16. Entschädigung für geleistete Arbeit in der Nachkriegszeit
Die Kriegsgefangenen und Zwangsarbeiter sind über mehrere Jahre zu minimalen Löhnen beschäftigt worden. Durch untertarifliche Einstufung, nicht konvertierbares Lagergeld und die Anrechnung überhöhter Verpflegungs- und Unterkunftskosten wurde ihre Arbeitskraft ausgebeutet.
Die Entschädigung wurde nach dem Krieg auf den Zeitpunkt nach der Wiedervereinigung verschoben. Ausschließlich mit westlichen Ländern wurden von 1959 bis 1964 zwischenstaatliche Abkommen über Entschädigungen vereinbart. Erst vier Jahre nach der deutschen Vereinigung wurde 1993 mit den Staaten der ehemaligen UdSSR ein entsprechender Notenwechsel für eine Entschädigung für Zwangsarbeiter ausgetauscht. Für die Republik Weißrußland, die Russische Föderation und die Ukraine sind Stiftungen gegründet worden, die einen Betrag von insgesamt 1 Mrd. DM verwalten.

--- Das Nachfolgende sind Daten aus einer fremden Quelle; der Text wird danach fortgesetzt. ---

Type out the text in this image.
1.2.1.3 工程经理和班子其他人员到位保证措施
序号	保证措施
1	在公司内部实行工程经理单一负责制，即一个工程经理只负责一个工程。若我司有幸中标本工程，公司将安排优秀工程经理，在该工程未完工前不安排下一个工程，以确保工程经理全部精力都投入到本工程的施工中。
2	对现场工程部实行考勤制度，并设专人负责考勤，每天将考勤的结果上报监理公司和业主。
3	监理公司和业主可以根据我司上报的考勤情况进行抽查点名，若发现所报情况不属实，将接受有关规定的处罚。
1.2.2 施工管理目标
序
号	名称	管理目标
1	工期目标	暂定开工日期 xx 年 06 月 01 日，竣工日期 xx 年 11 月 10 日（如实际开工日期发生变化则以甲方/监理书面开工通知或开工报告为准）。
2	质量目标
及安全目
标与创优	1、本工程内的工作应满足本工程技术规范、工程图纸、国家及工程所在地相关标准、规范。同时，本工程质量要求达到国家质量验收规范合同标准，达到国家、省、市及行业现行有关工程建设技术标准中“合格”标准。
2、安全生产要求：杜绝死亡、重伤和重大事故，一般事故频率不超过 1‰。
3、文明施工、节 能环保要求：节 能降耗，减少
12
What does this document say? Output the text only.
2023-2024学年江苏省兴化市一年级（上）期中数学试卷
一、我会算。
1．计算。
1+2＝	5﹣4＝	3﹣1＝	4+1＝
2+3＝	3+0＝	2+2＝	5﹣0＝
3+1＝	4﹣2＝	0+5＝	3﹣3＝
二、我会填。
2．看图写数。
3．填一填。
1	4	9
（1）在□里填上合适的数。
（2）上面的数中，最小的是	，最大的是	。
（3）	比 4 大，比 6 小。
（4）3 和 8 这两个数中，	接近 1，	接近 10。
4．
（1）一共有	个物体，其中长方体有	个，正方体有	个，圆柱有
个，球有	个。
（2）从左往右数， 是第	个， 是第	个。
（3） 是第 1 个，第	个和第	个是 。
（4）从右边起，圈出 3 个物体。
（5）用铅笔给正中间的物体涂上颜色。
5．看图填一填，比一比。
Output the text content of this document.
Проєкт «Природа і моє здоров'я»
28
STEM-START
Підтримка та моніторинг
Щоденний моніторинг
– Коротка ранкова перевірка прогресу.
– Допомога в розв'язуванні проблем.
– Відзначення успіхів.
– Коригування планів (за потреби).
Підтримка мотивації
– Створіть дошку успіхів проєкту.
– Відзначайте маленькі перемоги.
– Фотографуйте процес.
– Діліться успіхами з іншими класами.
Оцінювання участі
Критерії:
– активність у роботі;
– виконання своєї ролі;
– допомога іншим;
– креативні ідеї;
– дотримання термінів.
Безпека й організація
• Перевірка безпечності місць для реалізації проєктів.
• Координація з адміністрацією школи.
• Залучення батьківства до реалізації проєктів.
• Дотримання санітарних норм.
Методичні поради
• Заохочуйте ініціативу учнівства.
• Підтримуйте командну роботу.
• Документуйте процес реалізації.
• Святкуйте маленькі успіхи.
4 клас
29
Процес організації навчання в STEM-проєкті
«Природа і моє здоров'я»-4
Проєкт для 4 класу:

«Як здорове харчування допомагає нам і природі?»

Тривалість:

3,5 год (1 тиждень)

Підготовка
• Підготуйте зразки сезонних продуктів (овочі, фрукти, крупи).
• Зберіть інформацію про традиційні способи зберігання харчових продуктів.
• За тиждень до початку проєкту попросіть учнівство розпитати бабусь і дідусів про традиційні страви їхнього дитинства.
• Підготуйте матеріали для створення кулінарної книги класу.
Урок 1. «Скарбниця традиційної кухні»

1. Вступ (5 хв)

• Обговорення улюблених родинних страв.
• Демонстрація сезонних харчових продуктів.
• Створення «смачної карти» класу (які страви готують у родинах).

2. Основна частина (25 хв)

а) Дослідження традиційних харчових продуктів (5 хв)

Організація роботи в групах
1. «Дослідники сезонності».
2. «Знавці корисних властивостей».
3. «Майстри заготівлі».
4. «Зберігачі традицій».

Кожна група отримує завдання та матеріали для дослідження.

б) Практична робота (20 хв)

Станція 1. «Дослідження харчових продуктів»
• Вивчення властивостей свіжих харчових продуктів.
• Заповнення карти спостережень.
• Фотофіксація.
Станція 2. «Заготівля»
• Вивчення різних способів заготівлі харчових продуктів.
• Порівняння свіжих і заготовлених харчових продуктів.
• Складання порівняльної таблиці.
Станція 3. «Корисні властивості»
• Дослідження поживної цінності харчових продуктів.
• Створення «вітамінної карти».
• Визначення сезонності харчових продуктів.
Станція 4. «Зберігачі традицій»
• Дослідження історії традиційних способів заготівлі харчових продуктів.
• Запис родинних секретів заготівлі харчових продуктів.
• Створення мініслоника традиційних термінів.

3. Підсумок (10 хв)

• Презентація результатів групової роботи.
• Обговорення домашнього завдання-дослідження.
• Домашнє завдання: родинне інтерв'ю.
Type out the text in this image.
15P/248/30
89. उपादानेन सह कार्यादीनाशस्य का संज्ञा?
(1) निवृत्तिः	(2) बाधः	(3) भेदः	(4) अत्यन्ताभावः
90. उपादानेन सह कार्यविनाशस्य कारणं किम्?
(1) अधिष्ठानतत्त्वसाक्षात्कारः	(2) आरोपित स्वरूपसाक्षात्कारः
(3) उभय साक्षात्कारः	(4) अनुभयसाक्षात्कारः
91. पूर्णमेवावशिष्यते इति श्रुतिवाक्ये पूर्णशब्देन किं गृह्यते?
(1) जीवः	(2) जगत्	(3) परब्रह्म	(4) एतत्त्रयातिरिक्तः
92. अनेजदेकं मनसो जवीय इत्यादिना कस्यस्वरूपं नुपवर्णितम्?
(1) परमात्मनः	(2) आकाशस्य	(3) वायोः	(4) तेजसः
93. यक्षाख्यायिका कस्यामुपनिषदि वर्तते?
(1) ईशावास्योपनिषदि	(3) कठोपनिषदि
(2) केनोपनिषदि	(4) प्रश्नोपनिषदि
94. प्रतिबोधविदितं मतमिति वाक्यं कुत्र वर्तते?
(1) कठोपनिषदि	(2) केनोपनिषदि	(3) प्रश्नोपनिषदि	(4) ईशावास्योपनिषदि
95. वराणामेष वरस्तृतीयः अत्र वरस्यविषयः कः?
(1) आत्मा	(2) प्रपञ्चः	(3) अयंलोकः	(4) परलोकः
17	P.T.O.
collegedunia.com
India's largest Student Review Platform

Welche Bedeutung diese Entschädigungsversuche auch dann noch hatten, wird an der Größenordnung von Anfragen nach Beschäftigungsnachweisen beim Internationalen Suchdienst in Arolsen 1994 deutlich: “Allein aus Moskau kamen – hauptsächlich von ehemaligen Zwangsarbeitern – auf einen Schlag 350 000 Anfragen”. Durch dieses späte Reagieren erreicht man einen großen Teil der Betroffenen ungenügend oder wegen ihres Todes gar nicht.
Die damals begünstigten Betriebe wurden an der Entschädigung bisher in keiner Weise beteiligt.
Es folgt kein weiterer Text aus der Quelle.